黃粱 下部 非耶? 後篇 十一
“這都是你做的?”
“老天,我們的銘兒還真是巧手慧心呢。”
拿著幾件嬰兒衣褲和兩雙絨布小鞋南刻南製的表情很有些驚喜交加。
聽著那句極具性別感的誇讚盧若銘深覺刺耳,因為看書常常走神引起了孜萊注意他才決定跟著侍婢動起針線來,一來手上有事做他的心思情緒便不再容易被人看破打攪,二來這裏裏外外也隻有這件事情可以拿來做,沒想到日複一日他的作品竟也頗為象樣。

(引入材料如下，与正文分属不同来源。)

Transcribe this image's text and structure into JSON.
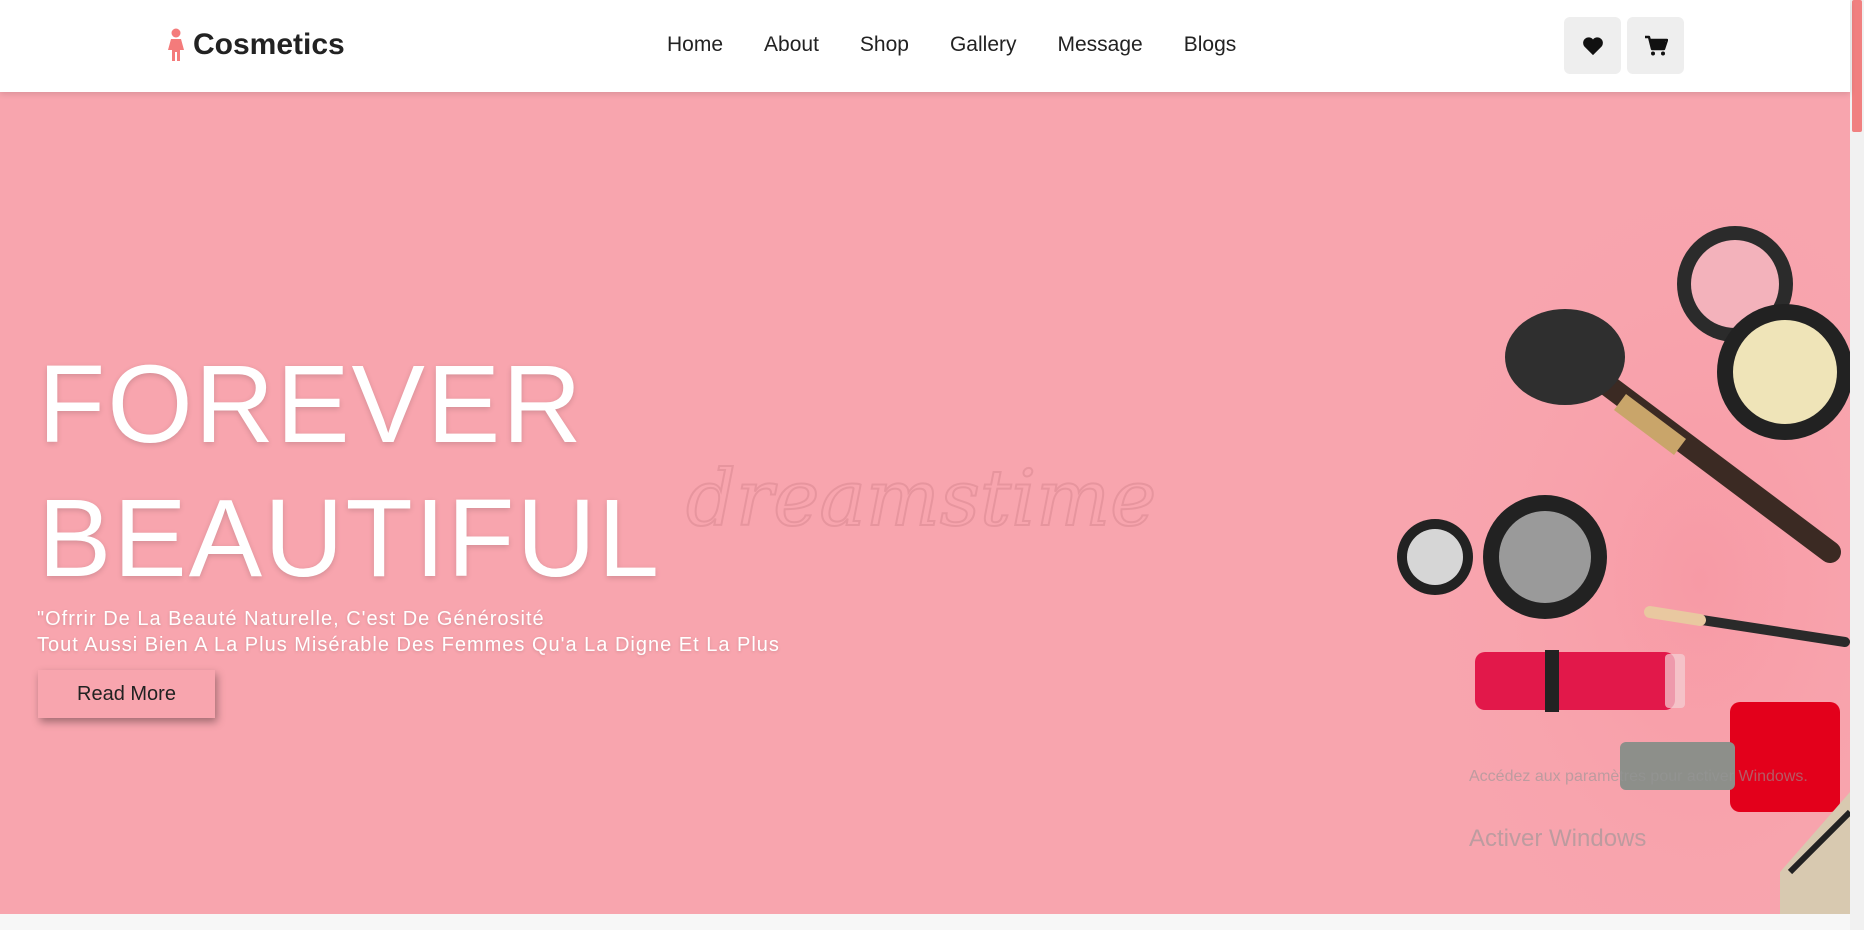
{
  "brand": {
    "name": "Cosmetics",
    "color": "#f47b7b"
  },
  "nav": {
    "items": [
      "Home",
      "About",
      "Shop",
      "Gallery",
      "Message",
      "Blogs"
    ]
  },
  "actions": {
    "wishlist_icon": "heart-icon",
    "cart_icon": "cart-icon"
  },
  "hero": {
    "title_line1": "FOREVER",
    "title_line2": "BEAUTIFUL",
    "subtitle_line1": "\"Ofrrir De La Beauté Naturelle, C'est De Générosité",
    "subtitle_line2": "Tout Aussi Bien A La Plus Misérable Des Femmes Qu'a La Digne Et La Plus",
    "button_label": "Read More",
    "background": "#f8a5ae"
  },
  "watermark": "dreamstime",
  "os_overlay": {
    "title": "Activer Windows",
    "subtitle": "Accédez aux paramètres pour activer Windows."
  }
}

見他垂頭不語以為他害羞南製習慣性地上前摟住了他,隻是如今大腹便便的美人已經無法隻手環抱:“孩子已經這麽大了,大概什麽時候生來著?”
“三月。”
“還得等一個多月?我可真是等不及想看見我們的孩子了。”口裏說著話南製的雙手已經開始脫解盧若銘的衣服。
這裏的醫者堅信父親的精液無論是自口中還是從直腸進入母體都會有助於胎兒的成長,盧若銘雖不認同,但也不怎麽抗拒南刻南製的**要求,一來他體力不濟抗拒也不會成功二來他們的體味的確對平息他的異物煩嘔感十分有效,不知為何,這番懷孕他一直吐到懷孕八個多月的現在。
還有一個月就要生了,腹部的重量令他的下身總有些充血腫脹,因此每次的**總是降臨得很快也很頻繁,不過自從懷孕以來他就再沒見過自己的精液,雖然心中有疑惑然而對這副被徹底改造過的身體他有著揮之不去的厭惡,所以也沒想過要向孜萊詢問。
直衝雲霄的空虛快感裏他發現自己仍是沒法決斷對這個孩子的去留處置。可是孩子生下來要如何教養如何麵對?日日夜夜的思前想後唯此一念他仍是找不到答案,有時煩了便生出一命抵一命的同歸於盡情緒,然而在日益強烈的新生命感覺裏他又每每找不到動手戕殺的勇氣。